Godless Yet Good

Sullenberger

Troy Jollimore in Aeon:

[W]hy do so many people believe that morality needs to be grounded in religion, when the arguments in favour of that view are so unconvincing? I suspect that something else is going on, and that in most cases these arguments are just rationalisations for the belief that morality depends on faith in God. The actual explanation, I believe, is something else.

The reality is, no system of secular ethics has managed to displace religious approaches to ethics in the contemporary popular imagination. It is worth asking why. We can start with the fact that the secular approaches that have dominated Western thought since the Enlightenment tend to share certain features.
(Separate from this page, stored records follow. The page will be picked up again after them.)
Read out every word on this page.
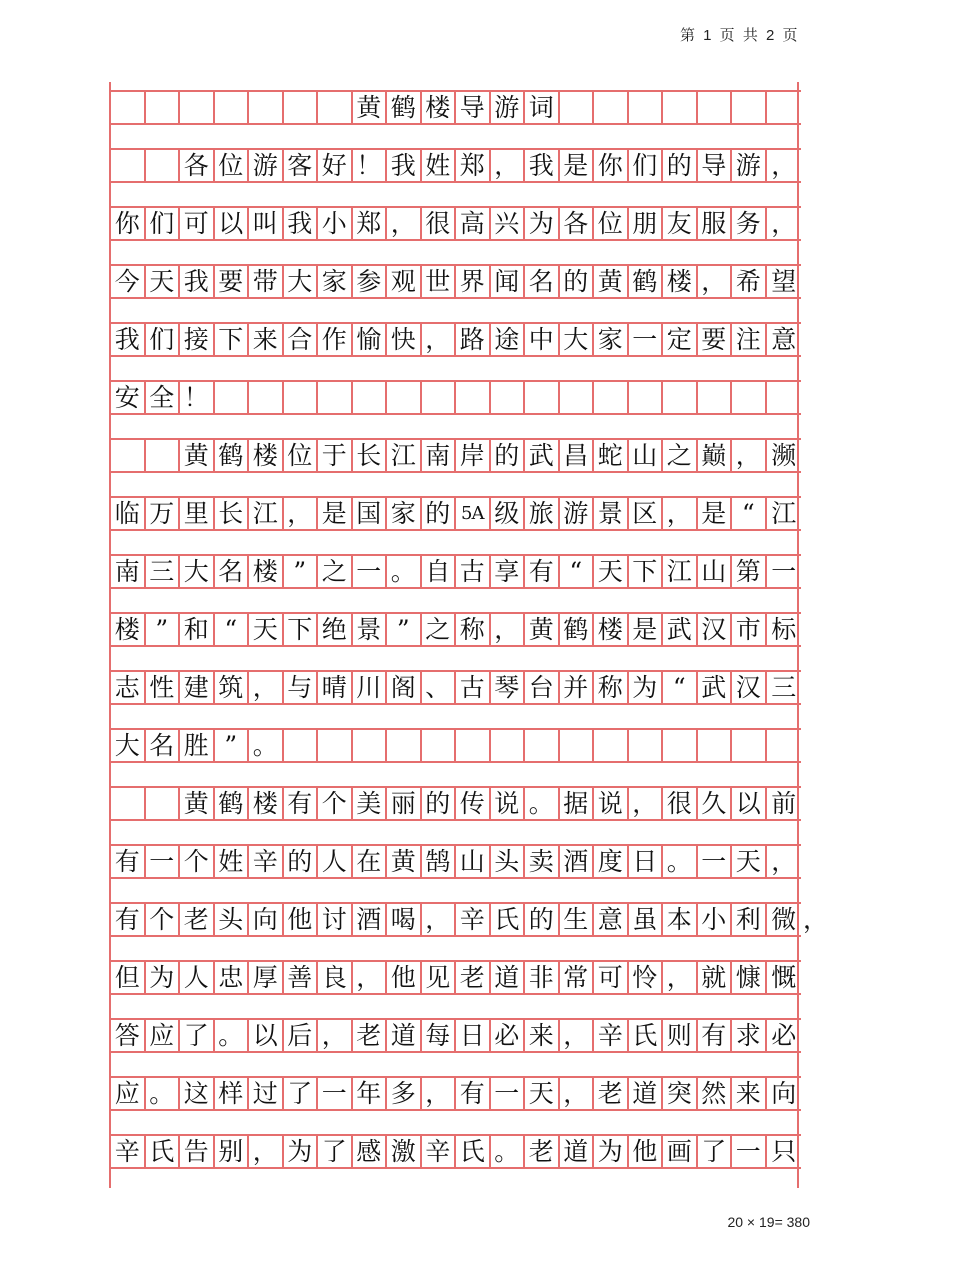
第 1 页 共 2 页
黄 鹤 楼 导 游 词
各 位 游 客 好 ！ 我 姓 郑 ， 我 是 你 们 的 导 游 ，
你 们 可 以 叫 我 小 郑 ， 很 高 兴 为 各 位 朋 友 服 务 ，
今 天 我 要 带 大 家 参 观 世 界 闻 名 的 黄 鹤 楼 ， 希 望
我 们 接 下 来 合 作 愉 快 ， 路 途 中 大 家 一 定 要 注 意
安 全 ！
黄 鹤 楼 位 于 长 江 南 岸 的 武 昌 蛇 山 之 巅 ， 濒
临 万 里 长 江 ， 是 国 家 的 5A 级 旅 游 景 区 ， 是 “ 江
南 三 大 名 楼 ” 之 一 。 自 古 享 有 “ 天 下 江 山 第 一
楼 ” 和 “ 天 下 绝 景 ” 之 称 ， 黄 鹤 楼 是 武 汉 市 标
志 性 建 筑 ， 与 晴 川 阁 、 古 琴 台 并 称 为 “ 武 汉 三
大 名 胜 ” 。
黄 鹤 楼 有 个 美 丽 的 传 说 。 据 说 ， 很 久 以 前
有 一 个 姓 辛 的 人 在 黄 鹄 山 头 卖 酒 度 日 。 一 天 ，
有 个 老 头 向 他 讨 酒 喝 ， 辛 氏 的 生 意 虽 本 小 利 微
但 为 人 忠 厚 善 良 ， 他 见 老 道 非 常 可 怜 ， 就 慷 慨
答 应 了 。 以 后 ， 老 道 每 日 必 来 ， 辛 氏 则 有 求 必
应 。 这 样 过 了 一 年 多 ， 有 一 天 ， 老 道 突 然 来 向
辛 氏 告 别 ， 为 了 感 激 辛 氏 。 老 道 为 他 画 了 一 只
，
20 × 19= 380
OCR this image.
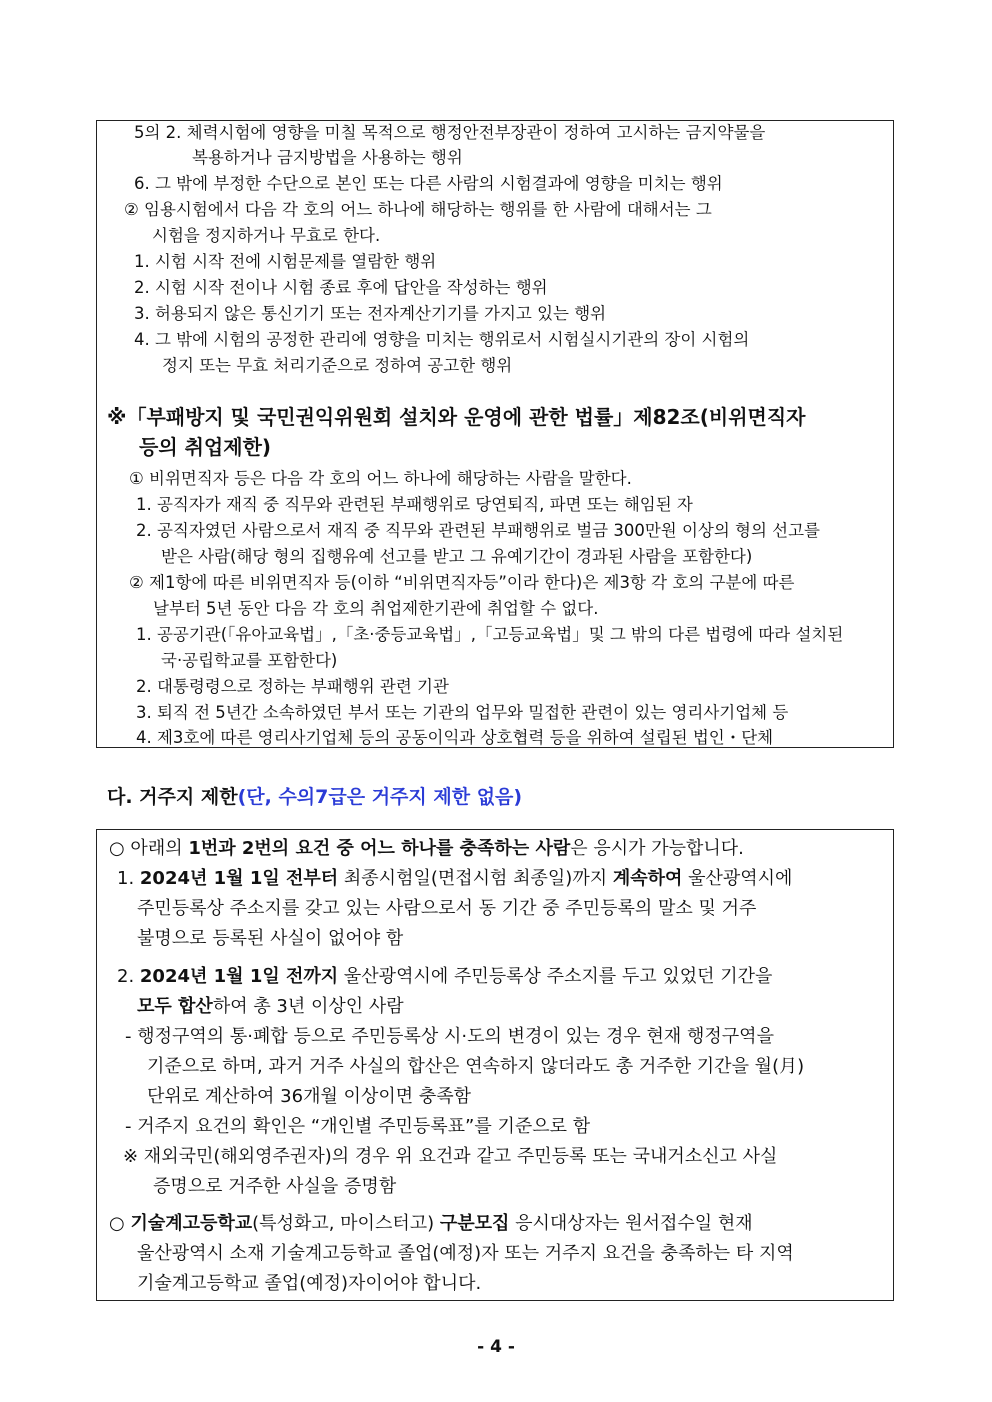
5의 2. 체력시험에 영향을 미칠 목적으로 행정안전부장관이 정하여 고시하는 금지약물을
복용하거나 금지방법을 사용하는 행위
6. 그 밖에 부정한 수단으로 본인 또는 다른 사람의 시험결과에 영향을 미치는 행위
② 임용시험에서 다음 각 호의 어느 하나에 해당하는 행위를 한 사람에 대해서는 그
시험을 정지하거나 무효로 한다.
1. 시험 시작 전에 시험문제를 열람한 행위
2. 시험 시작 전이나 시험 종료 후에 답안을 작성하는 행위
3. 허용되지 않은 통신기기 또는 전자계산기기를 가지고 있는 행위
4. 그 밖에 시험의 공정한 관리에 영향을 미치는 행위로서 시험실시기관의 장이 시험의
정지 또는 무효 처리기준으로 정하여 공고한 행위
※「부패방지 및 국민권익위원회 설치와 운영에 관한 법률」제82조(비위면직자
등의 취업제한)
① 비위면직자 등은 다음 각 호의 어느 하나에 해당하는 사람을 말한다.
1. 공직자가 재직 중 직무와 관련된 부패행위로 당연퇴직, 파면 또는 해임된 자
2. 공직자였던 사람으로서 재직 중 직무와 관련된 부패행위로 벌금 300만원 이상의 형의 선고를
받은 사람(해당 형의 집행유예 선고를 받고 그 유예기간이 경과된 사람을 포함한다)
② 제1항에 따른 비위면직자 등(이하 “비위면직자등”이라 한다)은 제3항 각 호의 구분에 따른
날부터 5년 동안 다음 각 호의 취업제한기관에 취업할 수 없다.
1. 공공기관(「유아교육법」,「초·중등교육법」,「고등교육법」및 그 밖의 다른 법령에 따라 설치된
국·공립학교를 포함한다)
2. 대통령령으로 정하는 부패행위 관련 기관
3. 퇴직 전 5년간 소속하였던 부서 또는 기관의 업무와 밀접한 관련이 있는 영리사기업체 등
4. 제3호에 따른 영리사기업체 등의 공동이익과 상호협력 등을 위하여 설립된 법인・단체
다. 거주지 제한(단, 수의7급은 거주지 제한 없음)
○ 아래의 1번과 2번의 요건 중 어느 하나를 충족하는 사람은 응시가 가능합니다.
1. 2024년 1월 1일 전부터 최종시험일(면접시험 최종일)까지 계속하여 울산광역시에
주민등록상 주소지를 갖고 있는 사람으로서 동 기간 중 주민등록의 말소 및 거주
불명으로 등록된 사실이 없어야 함
2. 2024년 1월 1일 전까지 울산광역시에 주민등록상 주소지를 두고 있었던 기간을
모두 합산하여 총 3년 이상인 사람
- 행정구역의 통·폐합 등으로 주민등록상 시·도의 변경이 있는 경우 현재 행정구역을
기준으로 하며, 과거 거주 사실의 합산은 연속하지 않더라도 총 거주한 기간을 월(月)
단위로 계산하여 36개월 이상이면 충족함
- 거주지 요건의 확인은 “개인별 주민등록표”를 기준으로 함
※ 재외국민(해외영주권자)의 경우 위 요건과 같고 주민등록 또는 국내거소신고 사실
증명으로 거주한 사실을 증명함
○ 기술계고등학교(특성화고, 마이스터고) 구분모집 응시대상자는 원서접수일 현재
울산광역시 소재 기술계고등학교 졸업(예정)자 또는 거주지 요건을 충족하는 타 지역
기술계고등학교 졸업(예정)자이어야 합니다.
- 4 -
The two most significant post-Enlightenment secular theories are those derived from the work of the Prussian philosopher Immanuel Kant, and utilitarianism, which originates in the work of the British philosophers Jeremy Bentham, James Mill, and John Stuart Mill.

Utilitarian ethics claims that the right thing to do is always the one that will maximise happiness or well-being among the general population. The answers to our moral questions are, thus, to be determined by empirical research — what will make people happiest or best-off, on the whole? Kantian ethics — to put a highly complex theory into a very small nutshell — says that reason commands us to behave morally. Moral truths are, in essence, logical truths, so that the content of morality can and ought to be determined from the philosopher’s armchair.